I'll try to keep this list updated for all supply chain attacks in 2021. Send input to blog@[this domain] if I missed something.

In a supply chain attack, attackers gain access to their target not by attacking the target directly, but by attacking one of its suppliers. This type of attack is getting more common.

Modern software development is dependent on large numbers of third-party dependencies. From a security standpoint, this has advantages and disadvantages. For critical functionality like password managers or crypto implementations, this ensures that developers have access to high-quality security libraries and tools, instead of each developer having to create custom implementations with bugs and weaknesses.

However, these dependencies are a very attractive way to hack into downstream users. Getting malicious code into any single dependency may be very hard, but when projects may have thousands of dependencies (common in modern npm based web applications), the statistics favour the attacker as they only need to target the dependency with the weakest defense measures.

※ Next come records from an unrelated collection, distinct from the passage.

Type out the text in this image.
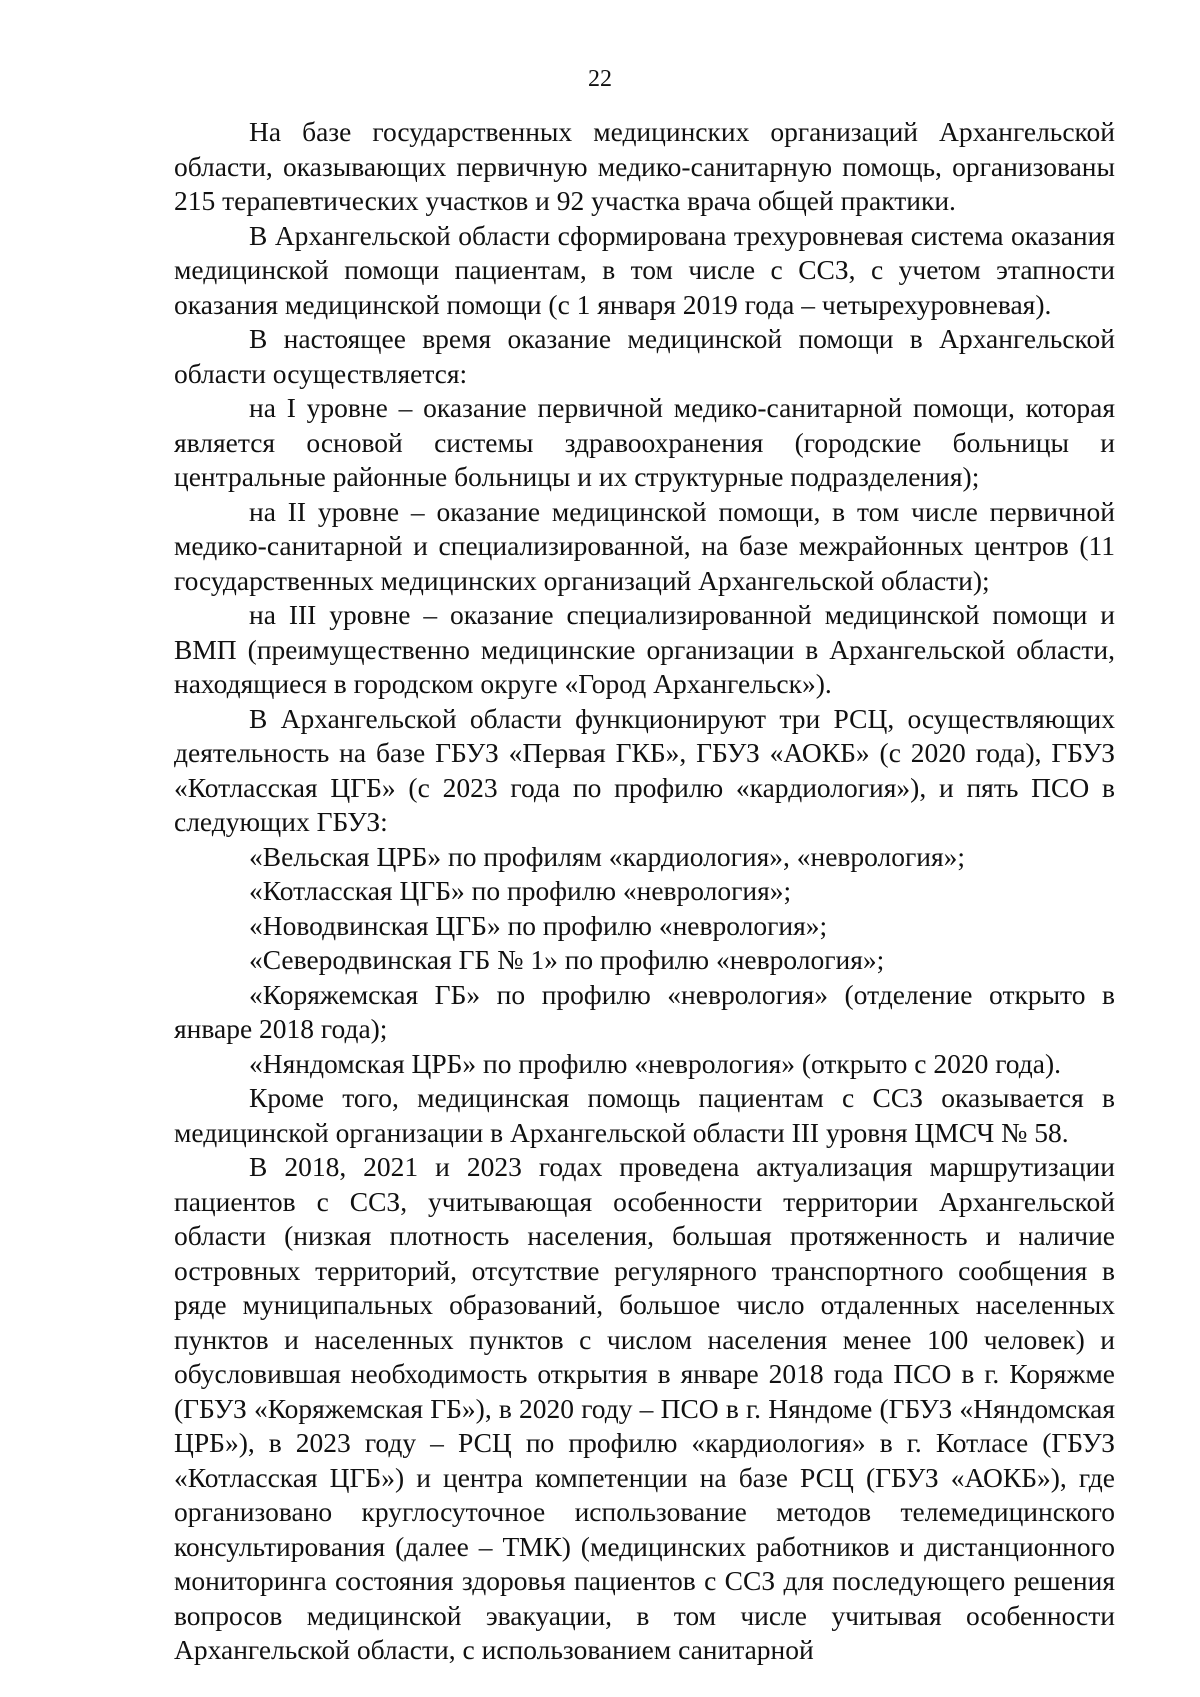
22

На базе государственных медицинских организаций Архангельской области, оказывающих первичную медико-санитарную помощь, организованы 215 терапевтических участков и 92 участка врача общей практики.

В Архангельской области сформирована трехуровневая система оказания медицинской помощи пациентам, в том числе с ССЗ, с учетом этапности оказания медицинской помощи (с 1 января 2019 года – четырехуровневая).

В настоящее время оказание медицинской помощи в Архангельской области осуществляется:

на I уровне – оказание первичной медико-санитарной помощи, которая является основой системы здравоохранения (городские больницы и центральные районные больницы и их структурные подразделения);

на II уровне – оказание медицинской помощи, в том числе первичной медико-санитарной и специализированной, на базе межрайонных центров (11 государственных медицинских организаций Архангельской области);

на III уровне – оказание специализированной медицинской помощи и ВМП (преимущественно медицинские организации в Архангельской области, находящиеся в городском округе «Город Архангельск»).

В Архангельской области функционируют три РСЦ, осуществляющих деятельность на базе ГБУЗ «Первая ГКБ», ГБУЗ «АОКБ» (с 2020 года), ГБУЗ «Котласская ЦГБ» (с 2023 года по профилю «кардиология»), и пять ПСО в следующих ГБУЗ:

«Вельская ЦРБ» по профилям «кардиология», «неврология»;

«Котласская ЦГБ» по профилю «неврология»;

«Новодвинская ЦГБ» по профилю «неврология»;

«Северодвинская ГБ № 1» по профилю «неврология»;

«Коряжемская ГБ» по профилю «неврология» (отделение открыто в январе 2018 года);

«Няндомская ЦРБ» по профилю «неврология» (открыто с 2020 года).

Кроме того, медицинская помощь пациентам с ССЗ оказывается в медицинской организации в Архангельской области III уровня ЦМСЧ № 58.

В 2018, 2021 и 2023 годах проведена актуализация маршрутизации пациентов с ССЗ, учитывающая особенности территории Архангельской области (низкая плотность населения, большая протяженность и наличие островных территорий, отсутствие регулярного транспортного сообщения в ряде муниципальных образований, большое число отдаленных населенных пунктов и населенных пунктов с числом населения менее 100 человек) и обусловившая необходимость открытия в январе 2018 года ПСО в г. Коряжме (ГБУЗ «Коряжемская ГБ»), в 2020 году – ПСО в г. Няндоме (ГБУЗ «Няндомская ЦРБ»), в 2023 году – РСЦ по профилю «кардиология» в г. Котласе (ГБУЗ «Котласская ЦГБ») и центра компетенции на базе РСЦ (ГБУЗ «АОКБ»), где организовано круглосуточное использование методов телемедицинского консультирования (далее – ТМК) (медицинских работников и дистанционного мониторинга состояния здоровья пациентов с ССЗ для последующего решения вопросов медицинской эвакуации, в том числе учитывая особенности Архангельской области, с использованием санитарной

Updates are in a similar situation. Updates can and do patch security issues and bugs. However, for most developers it is unfeasable to thoroughly check the integrity of every update which is applied, as that would require reading and understanding the entire diff between the old and new versions. The vast number of dependencies typically used, and the requirement to also look for extremely subtle bugs/backdoors (like goto fail;, or tactics from the Underhanded C Contest make it practically impossible to vet every single update. This makes updates another attractive vector for attacking downstream users.

I wish I had a permanent solution for this current weakness to supply-chain attacks. But some basic prudency can go a long way. Keep the number of used dependencies to a minimum. There's no need to add left-pad as a dependency. Before introducing a new dependency, check if the publisher uses two-factor-authentication, if possible. Don't use NPM.